As embarrassing as it is to say, the Domino’s Pizza on Apache Boulevard is in my cell phone contact list. Sometimes I ask myself, “Brian … why?”
My answer is always the same: because I don’t have a job and the 5-5-5 deal is my best friend in the world.
The current unemployment rate in the United States is 9.7 percent, with Arizona’s rate just below the national average at 9.5 percent. Cities such as Riverside, Calif., and Detroit have even higher unemployment rates at 14.3 percent and 17.7 percent, respectively. But is there anything we can do about these statistics? Can we really stop our national unemployment rate from rising to double-digits?
Sure, a major cause of the unemployment rate is the recession — the failed sub-prime mortgages, the war, etc. — but what if none of that had occurred? We might still be in the same situation.
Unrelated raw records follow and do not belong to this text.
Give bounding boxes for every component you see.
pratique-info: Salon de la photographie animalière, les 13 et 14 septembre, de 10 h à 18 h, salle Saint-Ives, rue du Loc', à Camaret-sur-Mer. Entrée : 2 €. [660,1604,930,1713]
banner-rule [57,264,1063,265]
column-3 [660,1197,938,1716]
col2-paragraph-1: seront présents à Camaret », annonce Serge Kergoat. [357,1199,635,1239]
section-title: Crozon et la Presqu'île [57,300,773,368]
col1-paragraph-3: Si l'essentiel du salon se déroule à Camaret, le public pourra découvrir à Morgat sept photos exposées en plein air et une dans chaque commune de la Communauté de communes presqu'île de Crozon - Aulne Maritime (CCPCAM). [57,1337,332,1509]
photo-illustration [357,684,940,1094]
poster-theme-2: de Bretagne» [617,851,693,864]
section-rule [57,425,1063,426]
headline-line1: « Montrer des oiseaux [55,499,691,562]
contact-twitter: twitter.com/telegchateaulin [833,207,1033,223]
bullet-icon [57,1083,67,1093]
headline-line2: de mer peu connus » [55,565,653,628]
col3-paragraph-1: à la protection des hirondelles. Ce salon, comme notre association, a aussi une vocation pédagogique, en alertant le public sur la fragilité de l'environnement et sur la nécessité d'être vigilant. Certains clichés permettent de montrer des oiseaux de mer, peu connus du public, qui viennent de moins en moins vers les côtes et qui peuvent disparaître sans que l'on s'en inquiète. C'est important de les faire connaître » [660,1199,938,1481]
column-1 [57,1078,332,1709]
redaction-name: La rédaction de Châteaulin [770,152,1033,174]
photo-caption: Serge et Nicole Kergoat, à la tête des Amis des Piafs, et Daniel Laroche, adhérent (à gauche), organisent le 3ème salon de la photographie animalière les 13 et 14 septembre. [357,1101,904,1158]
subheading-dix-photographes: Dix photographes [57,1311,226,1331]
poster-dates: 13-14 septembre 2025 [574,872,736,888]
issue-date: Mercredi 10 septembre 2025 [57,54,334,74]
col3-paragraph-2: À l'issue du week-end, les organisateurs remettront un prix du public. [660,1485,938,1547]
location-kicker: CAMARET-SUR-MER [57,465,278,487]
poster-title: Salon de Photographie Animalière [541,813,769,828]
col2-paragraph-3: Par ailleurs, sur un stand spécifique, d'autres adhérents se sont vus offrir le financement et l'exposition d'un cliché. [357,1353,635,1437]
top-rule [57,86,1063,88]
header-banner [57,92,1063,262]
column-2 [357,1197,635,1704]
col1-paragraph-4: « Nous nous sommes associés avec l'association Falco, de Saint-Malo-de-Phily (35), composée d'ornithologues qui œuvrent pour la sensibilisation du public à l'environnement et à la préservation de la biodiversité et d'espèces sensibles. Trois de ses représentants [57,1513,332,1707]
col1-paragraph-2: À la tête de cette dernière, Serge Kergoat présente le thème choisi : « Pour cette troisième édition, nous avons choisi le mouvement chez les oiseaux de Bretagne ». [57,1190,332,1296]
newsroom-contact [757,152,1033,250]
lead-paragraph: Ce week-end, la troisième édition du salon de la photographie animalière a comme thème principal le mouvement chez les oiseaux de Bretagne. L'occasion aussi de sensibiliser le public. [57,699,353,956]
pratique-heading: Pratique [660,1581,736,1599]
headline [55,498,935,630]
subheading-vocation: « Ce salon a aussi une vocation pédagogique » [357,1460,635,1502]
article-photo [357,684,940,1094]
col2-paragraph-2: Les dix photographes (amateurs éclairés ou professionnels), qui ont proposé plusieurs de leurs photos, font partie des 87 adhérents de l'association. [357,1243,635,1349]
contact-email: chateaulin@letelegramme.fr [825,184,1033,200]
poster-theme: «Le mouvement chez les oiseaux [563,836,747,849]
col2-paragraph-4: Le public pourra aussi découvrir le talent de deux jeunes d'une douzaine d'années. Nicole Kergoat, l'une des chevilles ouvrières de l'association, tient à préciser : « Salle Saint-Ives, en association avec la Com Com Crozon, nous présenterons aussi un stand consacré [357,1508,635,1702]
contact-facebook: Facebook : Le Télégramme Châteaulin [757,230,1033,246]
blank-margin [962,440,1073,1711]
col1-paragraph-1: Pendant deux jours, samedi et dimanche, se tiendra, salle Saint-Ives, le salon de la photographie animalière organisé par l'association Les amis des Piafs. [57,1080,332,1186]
Despite how much we may want to sit around and blame different people, we need to consider that the market is evolving into something new, and something that we really can’t control from the outside.
As technology becomes increasingly productive, we have fewer and fewer job opportunities to offer people. As Karl Marx once said, “The production of too many useful things results in too many useless people.”
President Franklin D. Roosevelt’s New Deal would never work in these times because we now have more machines to do the jobs that people back then would have been doing.
There are infinite possibilities to create online companies that need fewer employees than ever before.
Take Netflix, for example. Netflix generates $1.365 billion in revenue per year and only needs to employ about 1,200 people. On the other hand, Blockbuster is helping to lower the unemployment rate by employing nearly 60,000 people — 50 times the work force of Netflix.
But why would I want to go to Blockbuster when I can have Netflix deliver movies to my mailbox for a cheaper price? Well, people simply aren’t going to Blockbuster anymore, and now the chain is planning to close as many as 960 stores by the end of next year. And we all know that with store cuts come job cuts.
I’m not trying to down-talk these companies. I mean, Netflix is a fantastic business model. I would have done the same exact thing if it were my idea. The problem is it may not be the best thing for our economy right now as far as unemployment rates go.
We can’t just sit back and wait for the economy to revive itself. You want the unemployment rate to decrease? Contact Reed Hastings, the CEO of Netflix, and suggest to him that he open up a few Netflix stores so he can employ more people. And maybe one day, just maybe, I’ll be able to take Domino’s out of my cell phone. Until then, I’ll see you around Apache while I pick up coins from the street.